The Single Judge bench comprising Justice Sri Rajnish Kumar, decreed “ This court is of the considered view that the transfer of an agricultural land cannot be made by a mode, except as provided under law, which may be by way of sale, gift etc.” in Ram Sunder And Another Vs. Joint Director Of Consolidation, Sultanpur And 2 Others [CONSOLIDATION No. – 2839 of 1980] on 21st of June at the High Court of Allahabad.
The brief facts of the case are, the petitioner claims the title of the property and alleges that the respondent 3 fraudulently added the name on the revenue records of the property. The counsel for the petitioner submits that Bhola @ Sheetal were the same person upon whose death the property transferred to his widow. Upon the death of the widow, the property returns to the husband’s brother and then passes on to his sons. However, the counsel for the respondent contended that Bhola and Sheetal were two different people and the title of the property lies with him respectfully. This dispute could not be reconciled before the Assistant consolidation officer and was thus forwarded to the consolidation officer who held that the petitioner was the rightful heir to the property. Aggrieved by this, the respondent raised a fresh plea before the settlement officer who reversed the order. The petitioner further went for a revision before the joint director of consolidation who dismissed it. Thus, a writ petition was filed before the high court.
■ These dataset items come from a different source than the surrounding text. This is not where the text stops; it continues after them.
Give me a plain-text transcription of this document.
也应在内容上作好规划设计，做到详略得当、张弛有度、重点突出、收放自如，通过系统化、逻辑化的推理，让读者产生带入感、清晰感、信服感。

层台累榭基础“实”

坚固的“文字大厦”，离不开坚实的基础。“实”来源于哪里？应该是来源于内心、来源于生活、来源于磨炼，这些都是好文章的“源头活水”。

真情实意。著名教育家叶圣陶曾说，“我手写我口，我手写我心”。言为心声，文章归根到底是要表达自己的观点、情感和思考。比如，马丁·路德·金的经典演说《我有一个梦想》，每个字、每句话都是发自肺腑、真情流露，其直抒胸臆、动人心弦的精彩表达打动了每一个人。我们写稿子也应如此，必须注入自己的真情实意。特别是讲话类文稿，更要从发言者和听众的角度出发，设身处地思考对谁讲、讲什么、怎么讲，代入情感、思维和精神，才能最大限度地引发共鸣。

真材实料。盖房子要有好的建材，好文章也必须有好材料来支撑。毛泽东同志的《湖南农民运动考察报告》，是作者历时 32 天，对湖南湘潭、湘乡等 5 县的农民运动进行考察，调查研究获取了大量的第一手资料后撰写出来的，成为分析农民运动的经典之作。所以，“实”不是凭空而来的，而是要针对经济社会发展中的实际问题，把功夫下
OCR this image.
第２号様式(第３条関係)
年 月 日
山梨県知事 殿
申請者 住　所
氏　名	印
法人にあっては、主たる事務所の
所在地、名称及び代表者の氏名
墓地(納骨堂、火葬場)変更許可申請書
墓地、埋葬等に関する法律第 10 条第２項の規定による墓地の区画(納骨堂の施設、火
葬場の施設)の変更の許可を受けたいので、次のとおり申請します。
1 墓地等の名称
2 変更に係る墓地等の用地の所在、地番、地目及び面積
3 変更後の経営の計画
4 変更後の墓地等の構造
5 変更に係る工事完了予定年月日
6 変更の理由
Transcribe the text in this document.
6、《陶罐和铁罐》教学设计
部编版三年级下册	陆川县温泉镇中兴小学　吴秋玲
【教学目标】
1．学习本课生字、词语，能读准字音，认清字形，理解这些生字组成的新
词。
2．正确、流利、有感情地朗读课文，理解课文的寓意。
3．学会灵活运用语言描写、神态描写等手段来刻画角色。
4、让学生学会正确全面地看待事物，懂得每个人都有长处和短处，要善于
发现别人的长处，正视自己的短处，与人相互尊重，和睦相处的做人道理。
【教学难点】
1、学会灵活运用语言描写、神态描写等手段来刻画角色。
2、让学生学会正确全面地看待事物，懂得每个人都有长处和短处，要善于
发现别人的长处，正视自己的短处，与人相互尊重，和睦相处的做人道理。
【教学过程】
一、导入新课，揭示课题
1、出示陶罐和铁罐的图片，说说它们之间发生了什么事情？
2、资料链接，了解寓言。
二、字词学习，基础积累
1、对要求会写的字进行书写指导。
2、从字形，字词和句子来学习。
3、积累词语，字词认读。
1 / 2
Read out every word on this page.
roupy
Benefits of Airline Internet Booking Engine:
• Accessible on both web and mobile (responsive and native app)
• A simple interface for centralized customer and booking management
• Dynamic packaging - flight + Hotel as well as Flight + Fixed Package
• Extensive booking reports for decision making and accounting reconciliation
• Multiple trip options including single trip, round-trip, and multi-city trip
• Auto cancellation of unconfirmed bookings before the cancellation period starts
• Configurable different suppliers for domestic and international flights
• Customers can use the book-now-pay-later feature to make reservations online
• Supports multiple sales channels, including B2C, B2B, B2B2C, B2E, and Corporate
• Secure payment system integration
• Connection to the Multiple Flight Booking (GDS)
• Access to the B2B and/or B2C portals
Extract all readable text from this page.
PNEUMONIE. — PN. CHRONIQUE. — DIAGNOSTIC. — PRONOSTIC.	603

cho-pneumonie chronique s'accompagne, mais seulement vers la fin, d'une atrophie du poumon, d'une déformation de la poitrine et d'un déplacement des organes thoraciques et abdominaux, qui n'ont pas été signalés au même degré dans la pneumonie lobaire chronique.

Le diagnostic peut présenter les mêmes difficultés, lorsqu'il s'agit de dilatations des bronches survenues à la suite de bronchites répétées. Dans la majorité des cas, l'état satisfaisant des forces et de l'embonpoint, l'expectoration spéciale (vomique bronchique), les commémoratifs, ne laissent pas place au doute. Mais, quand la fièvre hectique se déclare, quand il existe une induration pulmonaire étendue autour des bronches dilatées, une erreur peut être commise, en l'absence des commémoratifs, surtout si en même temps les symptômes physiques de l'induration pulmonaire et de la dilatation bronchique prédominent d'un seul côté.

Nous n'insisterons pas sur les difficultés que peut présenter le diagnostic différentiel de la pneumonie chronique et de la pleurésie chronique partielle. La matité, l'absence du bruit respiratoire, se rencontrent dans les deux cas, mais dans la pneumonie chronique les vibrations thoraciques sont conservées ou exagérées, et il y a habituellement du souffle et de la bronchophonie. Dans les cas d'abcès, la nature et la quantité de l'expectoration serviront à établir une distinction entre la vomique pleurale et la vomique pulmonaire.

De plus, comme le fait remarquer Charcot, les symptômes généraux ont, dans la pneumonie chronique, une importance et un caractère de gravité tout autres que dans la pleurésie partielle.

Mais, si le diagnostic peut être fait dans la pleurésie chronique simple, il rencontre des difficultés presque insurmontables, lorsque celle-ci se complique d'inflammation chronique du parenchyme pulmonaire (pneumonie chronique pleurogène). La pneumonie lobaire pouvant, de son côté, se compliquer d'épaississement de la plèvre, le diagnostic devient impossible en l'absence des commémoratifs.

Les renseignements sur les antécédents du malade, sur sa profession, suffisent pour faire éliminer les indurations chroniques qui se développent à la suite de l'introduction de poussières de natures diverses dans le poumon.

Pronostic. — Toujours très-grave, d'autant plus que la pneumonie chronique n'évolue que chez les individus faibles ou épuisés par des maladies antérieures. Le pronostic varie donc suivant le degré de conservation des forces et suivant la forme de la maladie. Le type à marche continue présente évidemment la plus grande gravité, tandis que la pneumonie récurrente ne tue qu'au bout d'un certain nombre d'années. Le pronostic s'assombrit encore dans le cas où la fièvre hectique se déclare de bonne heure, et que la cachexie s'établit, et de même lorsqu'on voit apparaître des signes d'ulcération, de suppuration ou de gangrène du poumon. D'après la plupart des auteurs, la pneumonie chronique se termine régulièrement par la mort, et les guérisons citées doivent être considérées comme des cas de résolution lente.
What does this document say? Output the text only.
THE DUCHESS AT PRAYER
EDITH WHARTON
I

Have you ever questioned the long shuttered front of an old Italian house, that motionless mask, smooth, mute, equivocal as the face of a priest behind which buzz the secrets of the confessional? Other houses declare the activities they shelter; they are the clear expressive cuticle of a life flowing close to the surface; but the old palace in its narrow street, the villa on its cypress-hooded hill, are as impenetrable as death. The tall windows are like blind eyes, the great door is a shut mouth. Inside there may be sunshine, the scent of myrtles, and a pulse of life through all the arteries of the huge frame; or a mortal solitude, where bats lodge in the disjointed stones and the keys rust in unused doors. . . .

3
The learned court after listening to the submissions of both the counsels adjudged that Bhola and Sheetal were not the same person and thus, the petitioner with the motive of gaining the land have included Sheetal in his family fraudulently. To deal with the issue whether the respondent 3 could have the title of property without transfer nor succession, the court decreed, “a bhumidhar with transferable rights can transfer his/her interest in the land subject to conditions in the Act of 1950, but it can be only in accordance with law i.e. the Transfer of Property Act and the Indian Registration Act. No other mode of transfer has been provided in the Act of 1950. Section 166 of the Act of 1950 provides that any transfer made in contravention of the provisions of this Act, shall be void” relying on Umesh Chand and Others Vs. Board of Revenue, Allahabad and others [2002(2) AWC 932] where, “No right or interest can pass in immovable property in a manner contrary to provisions of Transfer of Property Act and Indian Registration Act”. Since there was no transfer/succession of the property, the alleged transfer to the respondent is not valid.
The petition was partly allowed by quashing both the orders. However, the case is transferred to Settlement Officer Consolidation to decide in light of the abovementioned observations.